The Chuo University Kendo Club’s coaches. A supportive presence for the director and club members



One of the hallmarks of Chuo University is that it has an abundance of coaches. What can a coach do to support Director Kitahara and his club members? Assistant director Uehara Yuji and coaches Miyamoto Kohei and Saito Shogo talked about their activities.


Assistant Director Uehara Yuji 
Born in Fukuoka Prefecture, Japan in 1981. After graduating from Fukudai Ohori High School, he went to Chuo University and joined Fuji Xerox. He graduated in 2002.

Coach Miyamoto Kohei 
Born in Kagawa Prefecture in 1992. After graduating from Meitoku Gijuku High School, he went on to Chuo University, where he worked as a staff member.
He remains at the university to mentor his juniors. He graduated in 2015.

Coach Saito Shogo
Born in 1990 in Akita Prefecture. After graduating from Akita Minami School and working at Chuo University, he joined NTT. He has been tasked with coaching this year. 2013 graduate

First All Japan Student Championship title in 24 years

– Thank you for being with us today. First of all, please tell us what you think about the fact that your Kōhai were able to win the All Japan Student Championship.

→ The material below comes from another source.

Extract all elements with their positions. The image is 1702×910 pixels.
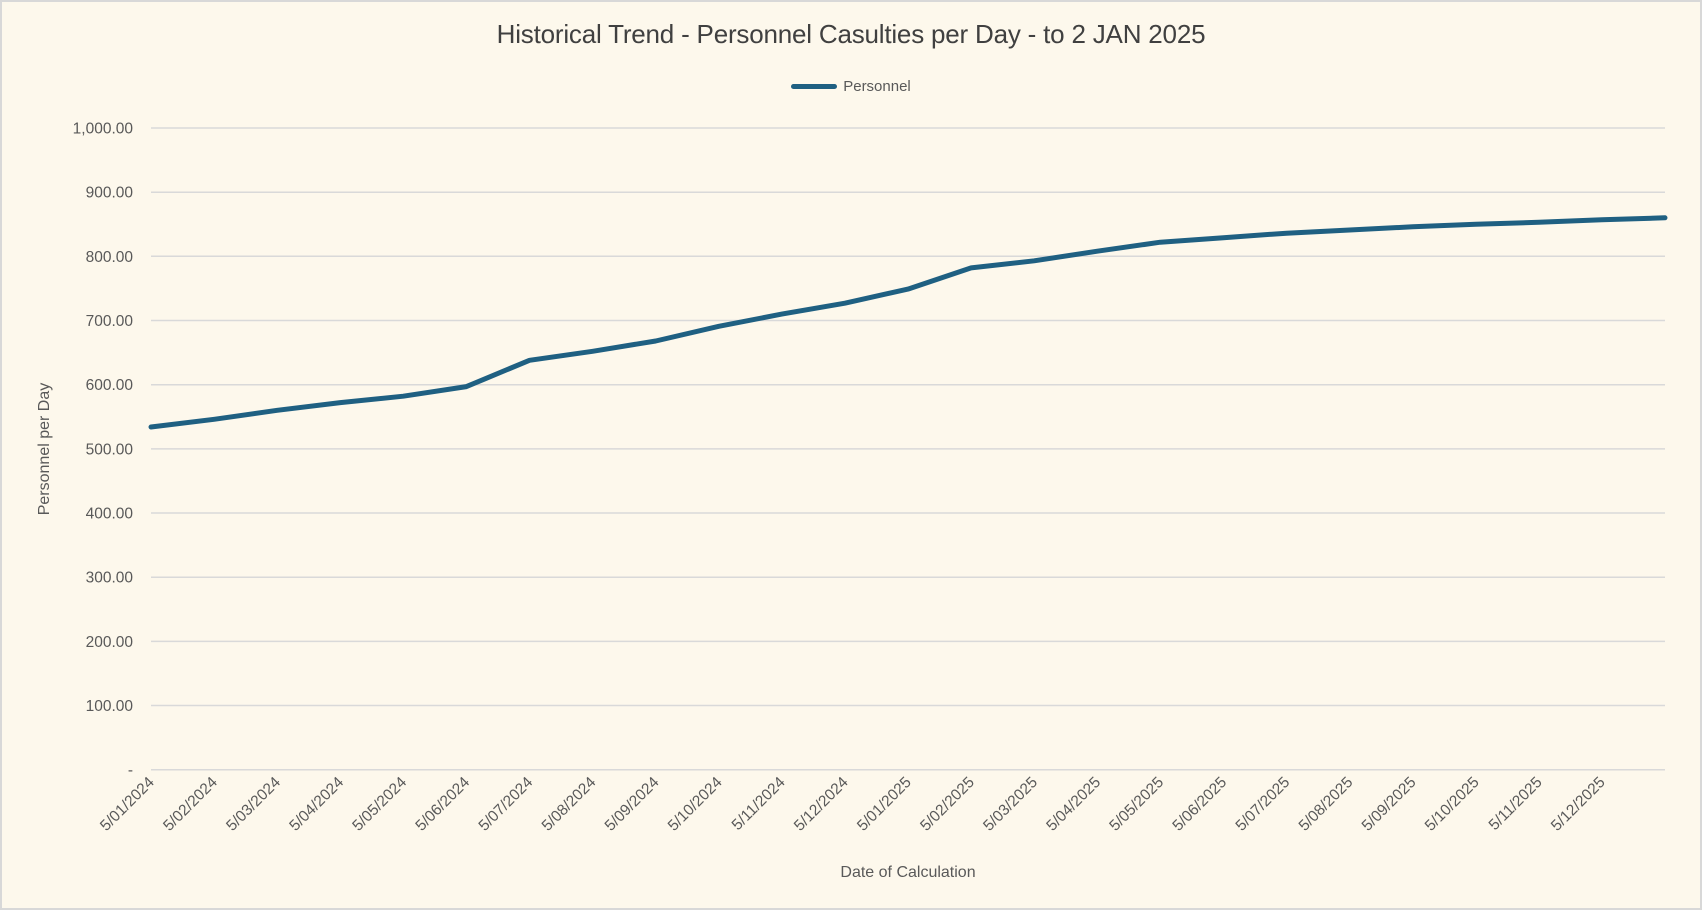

Saito: I have been added to the leadership team this year. What I have noticed since I started coming to practice is that the students today are making several times more effort than we did when we were younger.

We thought we made good efforts back then, but I think the whole club’s awareness of Keiko has become higher. I think that this awareness is the reason why they were able to make it through the last tough part.

Miyamoto: I feel the same way about that. As the sophomores take the initiative in practising on their own, of course they become stronger. The senior students feel that they can’t afford to be doing less. 

I believe that the entire Kendo Club has become an environment of friendly rivalry, which has helped to raise the level of the club.

Uehara: I think last year’s team was less centered around fourth-year students, in a good way. The team as a whole was able to think about what they needed to do to become the best in Japan.

The most noticeable was the work of the first-year students. Because they live in the dormitory, first-year students can be so busy with their dormitory work that they have trouble finding time to do Keiko.

However, that would be a dead end, so we have decided to create an environment where all fourth-year students contributed to dormitory work so everyone could join Keiko. This was unthinkable when we were students.

Also, as Coach Miyamoto just said, I think the hard work of the sophomores who helped us win the championship last year, Seike, Kuroki and Yamazaki is having a big impact on the club.

Their efforts were not overlooked by the fourth-graders, and I feel that that awareness led to the championship.

Miyamoto: In the sense that the entire Kendo Club has come together, there were times on the day of the All-Japan Student Championships when the players changed the order based on their own opinions. For example, in a tough matchup, we had originally planned to use Seike as Senpo but after checking with him we decided to rearrange his position, considering his compatibility with the opponent.

I think this was a product of the close communication between the leadership and the players.

Uehara: In the past, we left everything up to director Kitahara but this year he made the final decision after actively communicating and incorporating our opinions.

I think the biggest difference between this time and the past is in communication.

Daily Keiko

Miyamoto: In terms of training at the Dojo, last year we introduced a menu that we hadn’t done before. We listened to the students’ practice methods in high school and thought about which practice would be the most effective to win the championship.

Uehara: Chuo University Keiko is always aimed at winning. Kitahara says he is fixated on getting Ippons and all of his Keiko are conducted with Shiai in mind. This was the case when we were students, but I think the new Keiko method is even more relevant to the times now.

Saito: Until now, one of our policies has been to win by doing Keiko as efficiently as possible. By doing so, there were tendencies to take the easy route in Keiko. But now they are practising hard and truly trying to improve their efficiency in order to become stronger.

Uehara: In the past, I had the impression that Chuo University students were slender and won on wit. The current students have not only that ability but also gained physical strength from strengthening training so they are able to compete on a higher level even after graduation.

Miyamoto: They train a lot outside of Keiko. They are training the muscles required for Kendo while listening to lectures from an instructor so I’m sure they’ve been able to strengthen their physical fitness.

– The atmosphere is that there’s a much greater awareness of how to become strong?

Uehara: I think that’s right. The basic mindset has improved. In the fourth year, some people give up on the idea that they’re going to be on the team but that hasn’t happened recently. They’ve been pushing themselves in daily Keiko so that everyone has the chance to be on the team and be active.

Saito: When I was a student, there were very few people who practiced on their own after Keiko. But now, many members of the club are practicing after Keiko with their Bogu on. I feel like it’s only natural to become stronger that way.

Miyamoto: The current sophomores do a lot of Keiko. The whole 2nd grade is in full swing. They are all facing in the same direction and they are including the rest. This creates a good atmosphere for the entire club.